Dear Lynne,
Today I want to talk to you about a serious topic. You. You have been in the depths and your healing needs to begin. You are important. You worry about being “enough”. You are more than enough. Give yourself that gift. The gift of realizing you are more than enough. Begin…
You’ve held some anxiety surrounding issues regarding your incredible loss. It’s time to let these things go. There are things and people in this world you have no control over. These things that nag at you fall into that category. So, let them go. They are not important anymore. Nothing will bring Paul back. Forgive and forget. Begin…

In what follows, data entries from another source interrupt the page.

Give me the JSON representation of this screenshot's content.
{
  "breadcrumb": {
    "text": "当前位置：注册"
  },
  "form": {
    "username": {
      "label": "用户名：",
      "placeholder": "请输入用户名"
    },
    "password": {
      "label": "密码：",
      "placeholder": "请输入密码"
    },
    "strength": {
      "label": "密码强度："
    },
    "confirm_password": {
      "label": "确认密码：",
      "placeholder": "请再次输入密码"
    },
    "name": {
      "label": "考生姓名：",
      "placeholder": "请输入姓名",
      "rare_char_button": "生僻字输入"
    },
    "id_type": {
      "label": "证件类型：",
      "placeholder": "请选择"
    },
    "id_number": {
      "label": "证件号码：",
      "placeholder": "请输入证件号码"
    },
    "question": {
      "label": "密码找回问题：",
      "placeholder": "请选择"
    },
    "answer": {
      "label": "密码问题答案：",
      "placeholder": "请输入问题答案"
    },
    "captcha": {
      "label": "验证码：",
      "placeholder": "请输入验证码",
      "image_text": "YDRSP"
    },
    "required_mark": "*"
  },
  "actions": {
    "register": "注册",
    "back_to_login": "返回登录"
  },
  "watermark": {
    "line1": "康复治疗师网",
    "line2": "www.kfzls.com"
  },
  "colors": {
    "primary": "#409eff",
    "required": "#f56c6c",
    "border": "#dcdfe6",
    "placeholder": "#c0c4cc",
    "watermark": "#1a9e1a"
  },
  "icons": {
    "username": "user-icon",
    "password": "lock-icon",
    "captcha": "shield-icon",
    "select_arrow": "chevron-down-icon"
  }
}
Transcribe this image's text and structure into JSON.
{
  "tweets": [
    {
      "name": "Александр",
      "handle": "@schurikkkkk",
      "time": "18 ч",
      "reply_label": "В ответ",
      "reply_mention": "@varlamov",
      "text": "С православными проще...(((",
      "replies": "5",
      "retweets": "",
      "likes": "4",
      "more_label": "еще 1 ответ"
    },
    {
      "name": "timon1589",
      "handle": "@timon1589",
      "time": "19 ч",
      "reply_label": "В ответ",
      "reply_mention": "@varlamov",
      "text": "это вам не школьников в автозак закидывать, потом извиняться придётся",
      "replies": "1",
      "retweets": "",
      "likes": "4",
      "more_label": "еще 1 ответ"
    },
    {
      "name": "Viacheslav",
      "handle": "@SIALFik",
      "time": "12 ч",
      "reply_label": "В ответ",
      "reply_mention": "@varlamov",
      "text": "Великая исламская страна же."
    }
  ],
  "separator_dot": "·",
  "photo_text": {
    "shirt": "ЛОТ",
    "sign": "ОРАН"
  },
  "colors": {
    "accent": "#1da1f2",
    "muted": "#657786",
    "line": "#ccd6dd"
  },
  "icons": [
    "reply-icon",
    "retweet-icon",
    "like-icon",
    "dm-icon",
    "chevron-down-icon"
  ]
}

You have been struggling greatly with your grief and have been self reflective of late. You feel guilty about this. Forgive yourself. You have a right to contemplate your life as it is now. You have been derailed and it’s going to take a lot from your soul to get back on track. You have lost a sense of who you are and for this you must forgive yourself for not tending to your own needs while you tended others. It’s time for you to truly take a hard look at all you have accomplished in your life, gather up all that speaks to your heart and work on getting a sense of yourself back. It won’t be easy. You will be going it alone now. You know what you want for yourself. You know what makes you happiest. You always have. It’s time for you to bring the part of you that has been put aside for sometime now into the light. I believe this is what you need to move into your new self. It’s going to take everything you have to make this happen. Begin. Take the step. Just one step outside of your grief. This will open up the path to other things. Do it. Begin to heal. Paul would want you to. He would not want you to be withered on the vine, stagnant or shut down; Stymied. He loved that you were so creatively active and he was proud of your accomplishments. Make him prouder now. Begin…

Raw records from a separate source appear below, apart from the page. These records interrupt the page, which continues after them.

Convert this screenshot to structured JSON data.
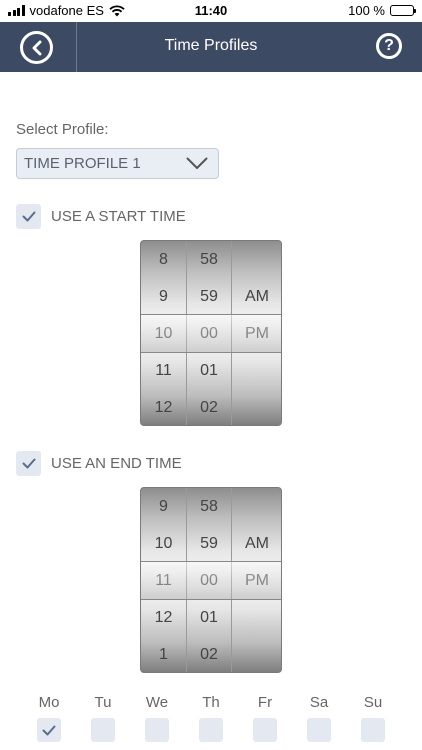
{
  "status_bar": {
    "carrier": "vodafone ES",
    "time": "11:40",
    "battery": "100 %"
  },
  "header": {
    "title": "Time Profiles"
  },
  "colors": {
    "header_bg": "#3d4a63",
    "accent": "#5b6d8c",
    "control_bg": "#e4e9f1"
  },
  "profile": {
    "label": "Select Profile:",
    "selected": "TIME PROFILE 1"
  },
  "start_time": {
    "label": "USE A START TIME",
    "checked": true,
    "hours": [
      "8",
      "9",
      "10",
      "11",
      "12"
    ],
    "minutes": [
      "58",
      "59",
      "00",
      "01",
      "02"
    ],
    "ampm": [
      "",
      "AM",
      "PM",
      "",
      ""
    ]
  },
  "end_time": {
    "label": "USE AN END TIME",
    "checked": true,
    "hours": [
      "9",
      "10",
      "11",
      "12",
      "1"
    ],
    "minutes": [
      "58",
      "59",
      "00",
      "01",
      "02"
    ],
    "ampm": [
      "",
      "AM",
      "PM",
      "",
      ""
    ]
  },
  "days": [
    {
      "label": "Mo",
      "checked": true
    },
    {
      "label": "Tu",
      "checked": false
    },
    {
      "label": "We",
      "checked": false
    },
    {
      "label": "Th",
      "checked": false
    },
    {
      "label": "Fr",
      "checked": false
    },
    {
      "label": "Sa",
      "checked": false
    },
    {
      "label": "Su",
      "checked": false
    }
  ]
}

You are going to stumble, question, feel guilt for moving forward. He would want you to keep moving forward while holding him in your heart. You’ve built a huge wonderful life together as a team and you have also built some pretty amazing things by yourself. Remember that. You have made a mark too. Even though you feel like half of you is gone forever, remember that you are a whole person. You have a lot to give, still, and you have creative love to share. Begin…

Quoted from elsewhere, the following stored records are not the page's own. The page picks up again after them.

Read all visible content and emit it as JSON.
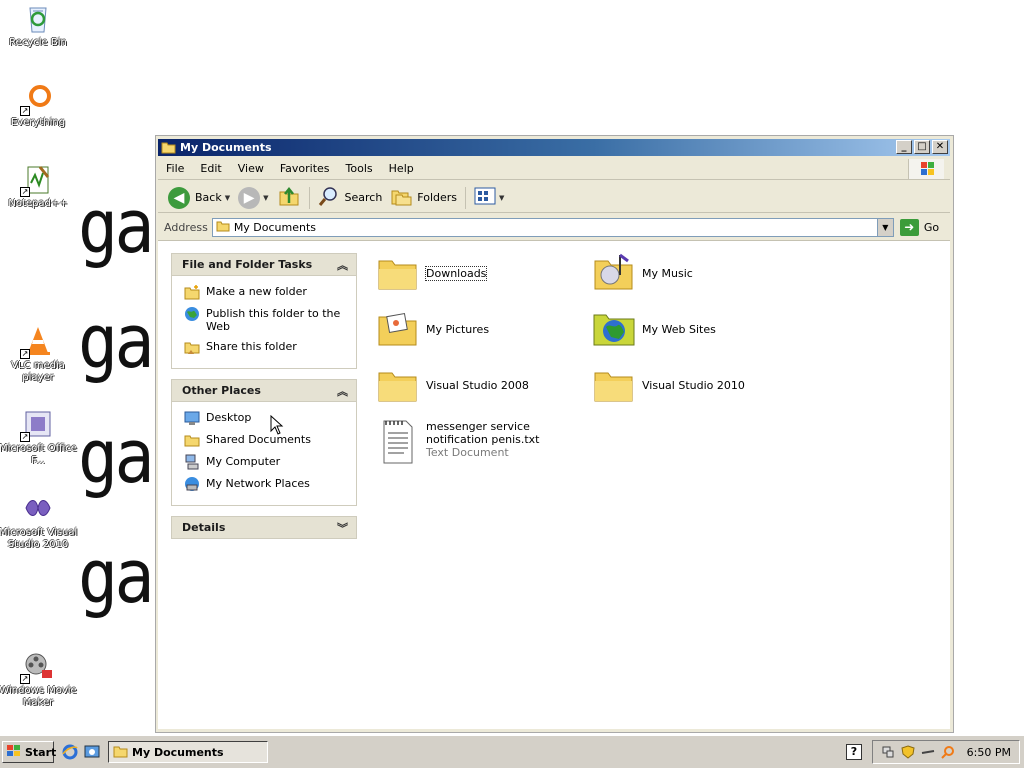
{
  "desktop": {
    "icons": [
      {
        "label": "Recycle Bin",
        "icon": "recycle-bin-icon"
      },
      {
        "label": "Everything",
        "icon": "search-ring-icon"
      },
      {
        "label": "Notepad++",
        "icon": "notepad-icon"
      },
      {
        "label": "VLC media player",
        "icon": "vlc-cone-icon"
      },
      {
        "label": "Microsoft Office F...",
        "icon": "office-icon"
      },
      {
        "label": "Microsoft Visual Studio 2010",
        "icon": "visual-studio-icon"
      },
      {
        "label": "Windows Movie Maker",
        "icon": "movie-reel-icon"
      }
    ],
    "wallpaper_word": "ga"
  },
  "window": {
    "title": "My Documents",
    "buttons": {
      "minimize": "_",
      "maximize": "□",
      "close": "✕"
    },
    "menu": [
      "File",
      "Edit",
      "View",
      "Favorites",
      "Tools",
      "Help"
    ],
    "toolbar": {
      "back": "Back",
      "search": "Search",
      "folders": "Folders"
    },
    "address": {
      "label": "Address",
      "value": "My Documents",
      "go": "Go"
    }
  },
  "taskpane": {
    "file_folder_tasks": {
      "title": "File and Folder Tasks",
      "items": [
        {
          "label": "Make a new folder",
          "icon": "new-folder-icon"
        },
        {
          "label": "Publish this folder to the Web",
          "icon": "globe-publish-icon"
        },
        {
          "label": "Share this folder",
          "icon": "share-folder-icon"
        }
      ]
    },
    "other_places": {
      "title": "Other Places",
      "items": [
        {
          "label": "Desktop",
          "icon": "desktop-icon"
        },
        {
          "label": "Shared Documents",
          "icon": "folder-icon"
        },
        {
          "label": "My Computer",
          "icon": "computer-icon"
        },
        {
          "label": "My Network Places",
          "icon": "network-icon"
        }
      ]
    },
    "details": {
      "title": "Details"
    }
  },
  "files": [
    {
      "name": "Downloads",
      "type": "folder"
    },
    {
      "name": "My Music",
      "type": "music-folder"
    },
    {
      "name": "My Pictures",
      "type": "pictures-folder"
    },
    {
      "name": "My Web Sites",
      "type": "web-folder"
    },
    {
      "name": "Visual Studio 2008",
      "type": "folder"
    },
    {
      "name": "Visual Studio 2010",
      "type": "folder"
    },
    {
      "name": "messenger service notification penis.txt",
      "type": "text-file",
      "subtitle": "Text Document"
    }
  ],
  "taskbar": {
    "start": "Start",
    "task": "My Documents",
    "clock": "6:50 PM",
    "help": "?"
  },
  "colors": {
    "titlebar_start": "#0a246a",
    "titlebar_end": "#a6caf0",
    "folder": "#f5d76e",
    "panel_head": "#e5e2d3"
  }
}
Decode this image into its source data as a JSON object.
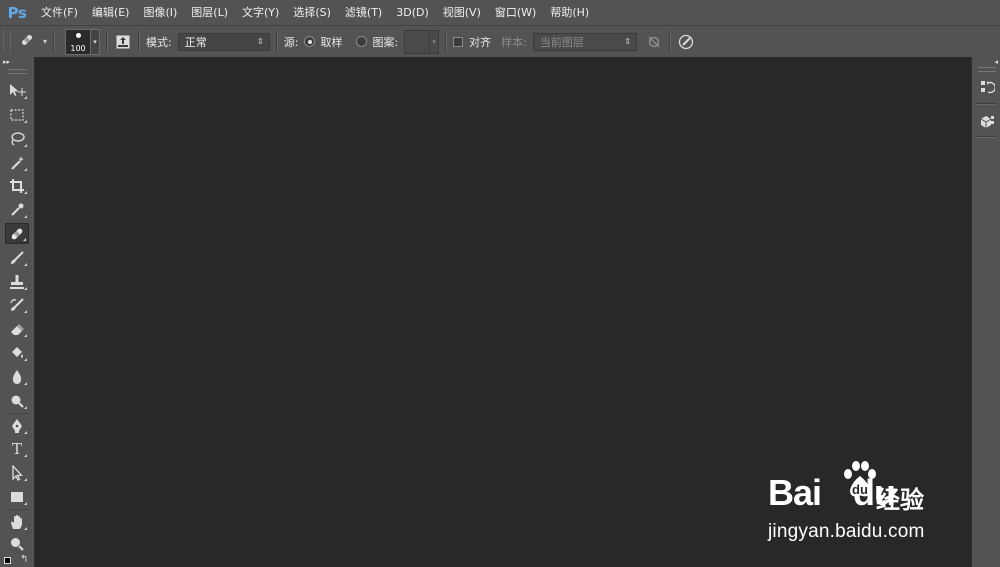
{
  "app": {
    "logo": "Ps"
  },
  "menu": [
    "文件(F)",
    "编辑(E)",
    "图像(I)",
    "图层(L)",
    "文字(Y)",
    "选择(S)",
    "滤镜(T)",
    "3D(D)",
    "视图(V)",
    "窗口(W)",
    "帮助(H)"
  ],
  "options": {
    "brush_size": "100",
    "mode_label": "模式:",
    "mode_value": "正常",
    "source_label": "源:",
    "sampled_label": "取样",
    "pattern_label": "图案:",
    "aligned_label": "对齐",
    "sample_label": "样本:",
    "sample_value": "当前图层",
    "source_selected": "取样",
    "aligned_checked": false
  },
  "tools": [
    {
      "name": "move-tool-icon"
    },
    {
      "name": "marquee-tool-icon"
    },
    {
      "name": "lasso-tool-icon"
    },
    {
      "name": "magic-wand-tool-icon"
    },
    {
      "name": "crop-tool-icon"
    },
    {
      "name": "eyedropper-tool-icon"
    },
    {
      "name": "healing-brush-tool-icon",
      "active": true
    },
    {
      "name": "brush-tool-icon"
    },
    {
      "name": "clone-stamp-tool-icon"
    },
    {
      "name": "history-brush-tool-icon"
    },
    {
      "name": "eraser-tool-icon"
    },
    {
      "name": "paint-bucket-tool-icon"
    },
    {
      "name": "blur-tool-icon"
    },
    {
      "name": "dodge-tool-icon"
    },
    {
      "name": "pen-tool-icon"
    },
    {
      "name": "type-tool-icon",
      "glyph": "T"
    },
    {
      "name": "path-selection-tool-icon"
    },
    {
      "name": "rectangle-tool-icon"
    },
    {
      "name": "hand-tool-icon"
    },
    {
      "name": "zoom-tool-icon"
    }
  ],
  "colors": {
    "menubar_bg": "#535353",
    "canvas_bg": "#282828",
    "logo_blue": "#5ea9e6"
  },
  "watermark": {
    "brand": "Bai",
    "brand_suffix": "du",
    "product": "经验",
    "url": "jingyan.baidu.com"
  }
}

Lynne, you have some skills that you have developed over the years. You worked hard to develop those skills. Hours and hours of loving dedicated labor to making a change and to build up others through your art. Paul was a vibrant part of your development, but it was you who also made things happen. You pushed the buttons and you moved the levers to create so many wonderful experiences to be proud of. Don’t forget that. You are a whole person. Begin…
Accept the love that surrounds you. Give it back tenfold. You are blessed. You have an amazing family whom you adore and who lift you up. You have beautiful friends who care for your well being as you do theirs. These are gifts. Keep them close. Closer still. Focus on these blessings. They are rare in this world, but you know that and never, ever do you take this for granted. Begin…
Walk your dog, sing your song, play your music, perform, direct, teach, enjoy the weather, make things happen, create, meet people, enjoy living, hold memories, move forward, eat well, exercise fiercely, clean your house, smile broadly, laugh loudly, sit in the sun, listen to the birds, love Paul, love yourself, go to the ocean, sit by the bay, love your blessings, be kind, be thankful, be strong, take chances, take steps, dance, write, invite friends over, your world has changed, change with it, evolve, begin…
Lynn always remember the kindness, caring and love that you and Paul shared. While no longer here in the flesh he is still watching over you with the same kindness, caring and love. He is still cheering you on and enjoying your accomplishments and growth. He will be with you always, just in a different way. Care, love and nurture yourself as you nurtured him and he nurtured you.